BiocManager::install(c('BiocGenerics', 'DelayedArray', 'DelayedMatrixStats',
                       'limma', 'lme4', 'S4Vectors', 'SingleCellExperiment',
                       'SummarizedExperiment', 'batchelor', 'Matrix.utils',
                       'HDF5Array', 'terra', 'ggrastr'))

install.packages("devtools")
devtools::install_github('cole-trapnell-lab/monocle3')
## Install the monocle3 branch of garnett
BiocManager::install(c("org.Mm.eg.db", "org.Hs.eg.db"))
devtools::install_github("cole-trapnell-lab/garnett", ref="monocle3")

# install gene database for worm
BiocManager::install("org.Ce.eg.db")

数据读取

数据读取我们可以参考上期 SCS【7】单细胞转录组之轨迹分析 (Monocle 3) 聚类、分类和计数细胞。这里数据读取也完整的给出来，我们对数据分析到第四步利用 UMAP对数据进行降维聚类，当然有需要也可以选择 t-SNE 方法，如下：

library(monocle3)
expression_matrix <- readRDS("cao_l2_expression.rds")
cell_metadata <- readRDS("cao_l2_colData.rds")
gene_annotation <- readRDS("cao_l2_rowData.rds")


# Make the CDS object
cds <- new_cell_data_set(expression_matrix, cell_metadata = cell_metadata, gene_metadata = gene_annotation)
cds
## Step 1: Normalize and pre-process the data
cds <- preprocess_cds(cds, num_dim = 100, method = c("PCA", "LSI"))
plot_pc_variance_explained(cds)

## Step 2: Remove batch effects with cell alignment cds <- align_cds(cds,
## alignment_group = 'batch')

## Step 3: Reduce the dimensions using 'UMAP', 'tSNE', 'PCA', 'LSI', 'Aligned'
cds <- reduce_dimension(cds, reduction_method = "UMAP")

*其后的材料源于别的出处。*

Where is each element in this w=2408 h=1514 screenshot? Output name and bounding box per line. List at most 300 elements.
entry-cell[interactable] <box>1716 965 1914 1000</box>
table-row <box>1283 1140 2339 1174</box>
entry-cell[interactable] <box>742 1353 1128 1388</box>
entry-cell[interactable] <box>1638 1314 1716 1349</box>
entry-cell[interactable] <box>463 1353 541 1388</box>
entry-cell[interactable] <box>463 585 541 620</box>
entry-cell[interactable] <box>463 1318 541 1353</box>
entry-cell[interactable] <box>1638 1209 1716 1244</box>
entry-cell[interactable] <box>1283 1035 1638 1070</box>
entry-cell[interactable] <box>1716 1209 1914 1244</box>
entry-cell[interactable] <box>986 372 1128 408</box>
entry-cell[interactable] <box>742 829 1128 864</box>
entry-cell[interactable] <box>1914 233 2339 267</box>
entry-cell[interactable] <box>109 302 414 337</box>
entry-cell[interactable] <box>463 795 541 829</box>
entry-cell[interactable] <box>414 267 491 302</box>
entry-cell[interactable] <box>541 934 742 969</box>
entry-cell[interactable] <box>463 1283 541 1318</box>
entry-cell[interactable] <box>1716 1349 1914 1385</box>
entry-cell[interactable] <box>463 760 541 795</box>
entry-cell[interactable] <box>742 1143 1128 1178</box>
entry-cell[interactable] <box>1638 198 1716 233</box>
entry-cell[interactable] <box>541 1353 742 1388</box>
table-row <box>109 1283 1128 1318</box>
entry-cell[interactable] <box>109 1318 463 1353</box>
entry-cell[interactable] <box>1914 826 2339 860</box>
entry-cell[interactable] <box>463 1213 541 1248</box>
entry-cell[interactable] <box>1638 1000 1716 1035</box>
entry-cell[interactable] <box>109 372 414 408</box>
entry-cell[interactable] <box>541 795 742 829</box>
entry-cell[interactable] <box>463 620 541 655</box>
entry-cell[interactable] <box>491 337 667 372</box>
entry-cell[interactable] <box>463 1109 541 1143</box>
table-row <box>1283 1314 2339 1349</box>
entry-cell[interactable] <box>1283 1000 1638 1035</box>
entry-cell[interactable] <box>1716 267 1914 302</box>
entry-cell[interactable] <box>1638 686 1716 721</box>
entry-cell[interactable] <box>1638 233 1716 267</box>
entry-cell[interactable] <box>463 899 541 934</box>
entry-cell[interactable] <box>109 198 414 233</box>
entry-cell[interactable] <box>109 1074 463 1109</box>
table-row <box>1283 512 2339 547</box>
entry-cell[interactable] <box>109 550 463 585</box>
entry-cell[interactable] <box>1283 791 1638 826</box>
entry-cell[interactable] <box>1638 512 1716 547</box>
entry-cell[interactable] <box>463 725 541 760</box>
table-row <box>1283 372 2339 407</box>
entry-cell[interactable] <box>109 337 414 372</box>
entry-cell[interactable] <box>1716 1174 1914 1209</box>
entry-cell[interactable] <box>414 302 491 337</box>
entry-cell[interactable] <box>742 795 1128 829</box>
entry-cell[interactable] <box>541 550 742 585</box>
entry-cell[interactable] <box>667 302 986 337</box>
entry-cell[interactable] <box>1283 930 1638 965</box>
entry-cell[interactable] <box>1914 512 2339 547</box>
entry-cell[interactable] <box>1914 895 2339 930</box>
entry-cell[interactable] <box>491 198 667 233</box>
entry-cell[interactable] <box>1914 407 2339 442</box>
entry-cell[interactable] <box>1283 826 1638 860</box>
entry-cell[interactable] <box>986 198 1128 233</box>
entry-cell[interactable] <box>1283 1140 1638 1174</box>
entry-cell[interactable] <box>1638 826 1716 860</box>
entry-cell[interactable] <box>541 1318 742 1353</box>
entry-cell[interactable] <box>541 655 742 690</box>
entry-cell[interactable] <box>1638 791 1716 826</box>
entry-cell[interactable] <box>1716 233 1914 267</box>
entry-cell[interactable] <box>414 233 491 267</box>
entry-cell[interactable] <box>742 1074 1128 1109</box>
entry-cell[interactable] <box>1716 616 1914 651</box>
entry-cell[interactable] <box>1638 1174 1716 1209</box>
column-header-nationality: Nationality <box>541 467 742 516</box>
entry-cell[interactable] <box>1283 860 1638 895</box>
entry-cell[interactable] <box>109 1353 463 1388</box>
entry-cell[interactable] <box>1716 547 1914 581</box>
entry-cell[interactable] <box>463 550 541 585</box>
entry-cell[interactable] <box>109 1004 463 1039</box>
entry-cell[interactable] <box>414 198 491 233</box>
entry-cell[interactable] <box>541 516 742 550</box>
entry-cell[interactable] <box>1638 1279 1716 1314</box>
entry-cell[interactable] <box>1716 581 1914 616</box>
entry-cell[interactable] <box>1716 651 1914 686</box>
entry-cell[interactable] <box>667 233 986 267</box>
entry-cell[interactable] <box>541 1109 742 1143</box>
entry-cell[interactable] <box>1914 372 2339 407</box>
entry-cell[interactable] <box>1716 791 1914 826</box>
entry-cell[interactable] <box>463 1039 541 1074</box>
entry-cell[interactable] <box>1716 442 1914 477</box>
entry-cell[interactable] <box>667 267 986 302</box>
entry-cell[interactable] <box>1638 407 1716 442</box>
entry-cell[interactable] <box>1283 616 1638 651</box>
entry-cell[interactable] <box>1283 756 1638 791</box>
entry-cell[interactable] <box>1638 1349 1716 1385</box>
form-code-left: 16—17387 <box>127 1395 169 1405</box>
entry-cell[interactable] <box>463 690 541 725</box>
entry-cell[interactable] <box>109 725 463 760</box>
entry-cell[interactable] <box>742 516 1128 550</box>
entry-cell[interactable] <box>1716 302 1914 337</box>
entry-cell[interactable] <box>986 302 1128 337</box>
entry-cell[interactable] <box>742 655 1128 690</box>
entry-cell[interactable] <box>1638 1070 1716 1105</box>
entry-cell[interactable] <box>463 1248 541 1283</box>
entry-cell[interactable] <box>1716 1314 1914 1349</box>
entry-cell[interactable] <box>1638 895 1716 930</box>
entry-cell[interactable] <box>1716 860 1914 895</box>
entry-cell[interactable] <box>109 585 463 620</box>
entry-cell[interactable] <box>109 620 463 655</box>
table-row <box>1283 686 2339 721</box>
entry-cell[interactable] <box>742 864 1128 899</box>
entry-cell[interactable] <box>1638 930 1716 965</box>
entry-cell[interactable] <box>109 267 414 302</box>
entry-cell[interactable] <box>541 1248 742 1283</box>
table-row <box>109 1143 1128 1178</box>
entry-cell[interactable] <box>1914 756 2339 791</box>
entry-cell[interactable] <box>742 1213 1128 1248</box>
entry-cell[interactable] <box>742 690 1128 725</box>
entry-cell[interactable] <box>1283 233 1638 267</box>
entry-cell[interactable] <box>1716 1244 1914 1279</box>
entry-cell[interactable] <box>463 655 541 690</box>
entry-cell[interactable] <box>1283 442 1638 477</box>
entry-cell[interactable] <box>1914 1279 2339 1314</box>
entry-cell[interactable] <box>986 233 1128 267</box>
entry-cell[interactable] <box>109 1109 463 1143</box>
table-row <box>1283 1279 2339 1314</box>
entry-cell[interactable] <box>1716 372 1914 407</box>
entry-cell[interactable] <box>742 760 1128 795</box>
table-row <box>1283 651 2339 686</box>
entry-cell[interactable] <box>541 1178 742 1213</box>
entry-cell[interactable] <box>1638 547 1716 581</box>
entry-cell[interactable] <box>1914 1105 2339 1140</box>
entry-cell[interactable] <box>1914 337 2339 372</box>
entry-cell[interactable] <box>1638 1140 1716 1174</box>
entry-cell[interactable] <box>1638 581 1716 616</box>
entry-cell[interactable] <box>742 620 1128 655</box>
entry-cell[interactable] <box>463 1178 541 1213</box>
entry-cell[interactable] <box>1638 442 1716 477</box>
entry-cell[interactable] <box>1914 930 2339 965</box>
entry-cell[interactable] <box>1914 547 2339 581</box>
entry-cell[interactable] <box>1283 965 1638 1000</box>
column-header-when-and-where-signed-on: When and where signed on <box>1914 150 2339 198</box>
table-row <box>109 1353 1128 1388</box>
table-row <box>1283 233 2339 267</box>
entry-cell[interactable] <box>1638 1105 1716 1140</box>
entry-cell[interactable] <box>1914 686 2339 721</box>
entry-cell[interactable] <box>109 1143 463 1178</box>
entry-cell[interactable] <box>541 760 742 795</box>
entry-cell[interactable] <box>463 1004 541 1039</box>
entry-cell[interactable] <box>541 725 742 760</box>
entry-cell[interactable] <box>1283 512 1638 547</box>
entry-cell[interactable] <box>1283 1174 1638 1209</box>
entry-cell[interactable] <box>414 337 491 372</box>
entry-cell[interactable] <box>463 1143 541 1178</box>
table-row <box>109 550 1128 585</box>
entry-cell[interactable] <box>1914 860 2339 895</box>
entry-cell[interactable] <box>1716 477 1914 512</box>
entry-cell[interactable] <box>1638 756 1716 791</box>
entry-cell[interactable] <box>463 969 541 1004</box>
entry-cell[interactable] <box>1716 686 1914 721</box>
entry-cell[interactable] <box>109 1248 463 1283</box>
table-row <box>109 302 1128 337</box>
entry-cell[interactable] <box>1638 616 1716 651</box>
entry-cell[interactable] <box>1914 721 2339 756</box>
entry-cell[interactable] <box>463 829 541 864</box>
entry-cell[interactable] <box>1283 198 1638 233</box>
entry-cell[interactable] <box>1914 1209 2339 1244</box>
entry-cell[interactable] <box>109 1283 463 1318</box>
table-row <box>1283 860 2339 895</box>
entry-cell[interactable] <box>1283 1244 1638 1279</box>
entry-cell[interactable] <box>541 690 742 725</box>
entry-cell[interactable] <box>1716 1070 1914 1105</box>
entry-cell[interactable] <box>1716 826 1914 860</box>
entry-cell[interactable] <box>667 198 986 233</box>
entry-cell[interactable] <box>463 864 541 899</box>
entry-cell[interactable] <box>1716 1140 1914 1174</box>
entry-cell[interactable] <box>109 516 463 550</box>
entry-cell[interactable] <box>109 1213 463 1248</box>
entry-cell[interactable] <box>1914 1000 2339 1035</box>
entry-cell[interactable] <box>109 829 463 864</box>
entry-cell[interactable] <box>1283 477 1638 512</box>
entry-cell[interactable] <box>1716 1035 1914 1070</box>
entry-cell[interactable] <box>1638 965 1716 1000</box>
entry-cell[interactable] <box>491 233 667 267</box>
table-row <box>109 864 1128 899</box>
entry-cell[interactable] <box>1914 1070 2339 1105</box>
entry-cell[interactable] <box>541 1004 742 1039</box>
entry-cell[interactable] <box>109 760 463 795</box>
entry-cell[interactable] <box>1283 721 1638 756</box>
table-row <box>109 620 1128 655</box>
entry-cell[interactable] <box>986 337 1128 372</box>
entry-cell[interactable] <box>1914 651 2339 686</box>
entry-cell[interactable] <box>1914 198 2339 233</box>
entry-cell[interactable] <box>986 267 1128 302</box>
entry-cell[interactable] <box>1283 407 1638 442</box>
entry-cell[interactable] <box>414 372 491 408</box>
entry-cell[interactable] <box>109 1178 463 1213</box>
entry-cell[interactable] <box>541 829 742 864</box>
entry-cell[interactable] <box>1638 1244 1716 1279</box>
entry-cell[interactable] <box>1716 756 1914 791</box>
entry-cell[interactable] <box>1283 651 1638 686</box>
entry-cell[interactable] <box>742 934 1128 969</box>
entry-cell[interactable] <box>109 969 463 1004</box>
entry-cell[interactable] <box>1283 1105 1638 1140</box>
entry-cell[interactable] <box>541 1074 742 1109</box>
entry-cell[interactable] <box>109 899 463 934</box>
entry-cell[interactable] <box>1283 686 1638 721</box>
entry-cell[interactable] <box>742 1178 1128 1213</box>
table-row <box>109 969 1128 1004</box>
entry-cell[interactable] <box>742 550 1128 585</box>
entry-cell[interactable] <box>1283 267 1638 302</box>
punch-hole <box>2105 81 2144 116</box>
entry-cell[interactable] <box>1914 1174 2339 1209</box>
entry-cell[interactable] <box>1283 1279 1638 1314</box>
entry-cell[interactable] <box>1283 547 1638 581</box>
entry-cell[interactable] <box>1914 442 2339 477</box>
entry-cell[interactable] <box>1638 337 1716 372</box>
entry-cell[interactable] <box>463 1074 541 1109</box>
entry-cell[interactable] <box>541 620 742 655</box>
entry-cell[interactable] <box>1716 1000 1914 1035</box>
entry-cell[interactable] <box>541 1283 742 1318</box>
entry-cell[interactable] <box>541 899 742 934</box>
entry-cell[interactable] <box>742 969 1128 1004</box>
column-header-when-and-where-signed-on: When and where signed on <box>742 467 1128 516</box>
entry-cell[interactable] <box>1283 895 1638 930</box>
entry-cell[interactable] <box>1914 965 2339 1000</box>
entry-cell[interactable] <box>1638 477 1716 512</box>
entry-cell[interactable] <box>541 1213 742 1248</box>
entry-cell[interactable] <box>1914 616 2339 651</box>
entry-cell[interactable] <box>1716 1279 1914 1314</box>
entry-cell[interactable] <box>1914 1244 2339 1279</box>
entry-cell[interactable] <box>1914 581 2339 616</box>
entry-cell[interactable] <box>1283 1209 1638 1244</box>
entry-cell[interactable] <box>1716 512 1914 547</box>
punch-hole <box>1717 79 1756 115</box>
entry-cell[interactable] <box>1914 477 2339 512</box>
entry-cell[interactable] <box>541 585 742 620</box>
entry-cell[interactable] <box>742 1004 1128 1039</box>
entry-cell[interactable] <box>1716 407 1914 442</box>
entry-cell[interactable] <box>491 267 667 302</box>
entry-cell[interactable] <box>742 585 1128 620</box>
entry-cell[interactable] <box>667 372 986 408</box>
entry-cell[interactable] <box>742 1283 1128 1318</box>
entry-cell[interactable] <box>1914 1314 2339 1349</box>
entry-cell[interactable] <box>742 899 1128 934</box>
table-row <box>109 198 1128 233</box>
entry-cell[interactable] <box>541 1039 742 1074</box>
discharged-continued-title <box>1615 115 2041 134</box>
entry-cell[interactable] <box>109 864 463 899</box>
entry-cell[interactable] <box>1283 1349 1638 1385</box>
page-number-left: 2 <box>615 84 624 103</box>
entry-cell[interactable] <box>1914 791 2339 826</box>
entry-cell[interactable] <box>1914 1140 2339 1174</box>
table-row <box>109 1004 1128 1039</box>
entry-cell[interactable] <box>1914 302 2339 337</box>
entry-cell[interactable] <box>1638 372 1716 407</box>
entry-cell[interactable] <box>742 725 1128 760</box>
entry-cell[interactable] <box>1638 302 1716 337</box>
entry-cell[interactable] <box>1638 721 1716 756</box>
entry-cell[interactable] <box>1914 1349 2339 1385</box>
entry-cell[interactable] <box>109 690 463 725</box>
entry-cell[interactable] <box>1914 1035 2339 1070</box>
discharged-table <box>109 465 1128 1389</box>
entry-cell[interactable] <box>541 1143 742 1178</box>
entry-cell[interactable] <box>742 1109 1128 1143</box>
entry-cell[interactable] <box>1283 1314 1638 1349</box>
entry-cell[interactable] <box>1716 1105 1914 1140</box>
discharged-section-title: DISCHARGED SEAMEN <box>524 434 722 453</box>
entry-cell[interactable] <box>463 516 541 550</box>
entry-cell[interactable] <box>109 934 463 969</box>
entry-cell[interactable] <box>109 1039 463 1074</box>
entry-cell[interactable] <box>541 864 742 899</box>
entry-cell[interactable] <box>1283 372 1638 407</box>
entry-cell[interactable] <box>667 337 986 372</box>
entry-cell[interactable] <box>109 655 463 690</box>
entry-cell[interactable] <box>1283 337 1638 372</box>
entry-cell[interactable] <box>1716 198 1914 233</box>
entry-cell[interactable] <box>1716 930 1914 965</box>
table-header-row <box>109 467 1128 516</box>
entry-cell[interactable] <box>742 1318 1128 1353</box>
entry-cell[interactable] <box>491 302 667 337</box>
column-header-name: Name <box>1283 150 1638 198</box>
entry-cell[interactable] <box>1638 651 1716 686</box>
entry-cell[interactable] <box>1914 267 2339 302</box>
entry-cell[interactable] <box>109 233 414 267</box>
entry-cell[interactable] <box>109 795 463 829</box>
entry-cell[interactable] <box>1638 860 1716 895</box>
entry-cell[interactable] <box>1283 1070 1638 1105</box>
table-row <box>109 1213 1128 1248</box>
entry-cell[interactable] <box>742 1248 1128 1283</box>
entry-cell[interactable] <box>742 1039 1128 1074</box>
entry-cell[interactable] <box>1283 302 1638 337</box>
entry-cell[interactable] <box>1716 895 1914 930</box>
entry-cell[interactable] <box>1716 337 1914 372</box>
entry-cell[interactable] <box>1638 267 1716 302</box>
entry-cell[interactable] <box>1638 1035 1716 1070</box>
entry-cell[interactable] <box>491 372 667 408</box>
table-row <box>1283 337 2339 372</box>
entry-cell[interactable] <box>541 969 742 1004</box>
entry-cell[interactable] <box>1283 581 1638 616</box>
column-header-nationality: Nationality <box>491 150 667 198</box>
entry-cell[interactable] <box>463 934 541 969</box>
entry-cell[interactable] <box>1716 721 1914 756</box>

## Step 4: Cluster the cells
cds <- cluster_cells(cds)
plot_cells(cds)

例子实操

一旦细胞聚集起来，我们就想知道是什么基因使它们彼此不同。要做到这一点，首先调用 top_markers()函数，数据框 marker_test_res 包含了许多关于每个分区中每个基因的具体表达方式的度量。我们可以根据 cluster 、partition 或 colData(cds) 中的任何变量对细胞进行分组。您可以根据一个或多个特异性指标对其进行排序，并选取每个聚类取最上面的基因。例如，pseudo_R2 就是这样一个度量。我们可以根据 pseudo_R2 对 markers 进行排序，如下所示:

筛选标记基因

library(dplyr)
marker_test_res <- top_markers(cds, group_cells_by = "partition", reference_cells = 1000,
    cores = 8)
top_specific_markers <- marker_test_res %>%
    filter(fraction_expressing >= 0.1) %>%
    group_by(cell_group) %>%
    top_n(1, pseudo_R2)

top_specific_marker_ids <- unique(top_specific_markers %>%
    pull(gene_id))

我们可以用 plot_genes_by_group 函数绘制每组中表达每种 markers 的细胞的表达和比例:

plot_genes_by_group(cds, top_specific_marker_ids, group_cells_by = "partition", ordering_type = "maximal_on_diag",
    max.size = 3)

查看多个 markers 通常会提供更多信息，你可以通过将top_n()的第一个参数改为 3 来实现:

####### top_n(3)##
top_specific_markers <- marker_test_res %>%
    filter(fraction_expressing >= 0.1) %>%
    group_by(cell_group) %>%
    top_n(3, pseudo_R2)

top_specific_marker_ids <- unique(top_specific_markers %>%
    pull(gene_id))

plot_genes_by_group(cds, top_specific_marker_ids, group_cells_by = "partition", ordering_type = "cluster_row_col",
    max.size = 3)

细胞类型注释

识别数据集中每个细胞的类型对于许多下游分析是至关重要的。有几种方法可以做到这一点。一种常用的方法是首先将细胞聚类，然后根据其基因表达谱为每一簇分配一种细胞类型。

1. 根据类型注释细胞

我们已经看到了如何使用top_markers()。回顾与标记基因相关的文献，通常会给出表达该基因的簇的身份的强烈指示。在Cao & Packer >等人的研究中，作者查阅了文献和基因表达数据库中限制在每个聚类的标记，以便分配colData(cds)$cao_cell_type中包含的身份。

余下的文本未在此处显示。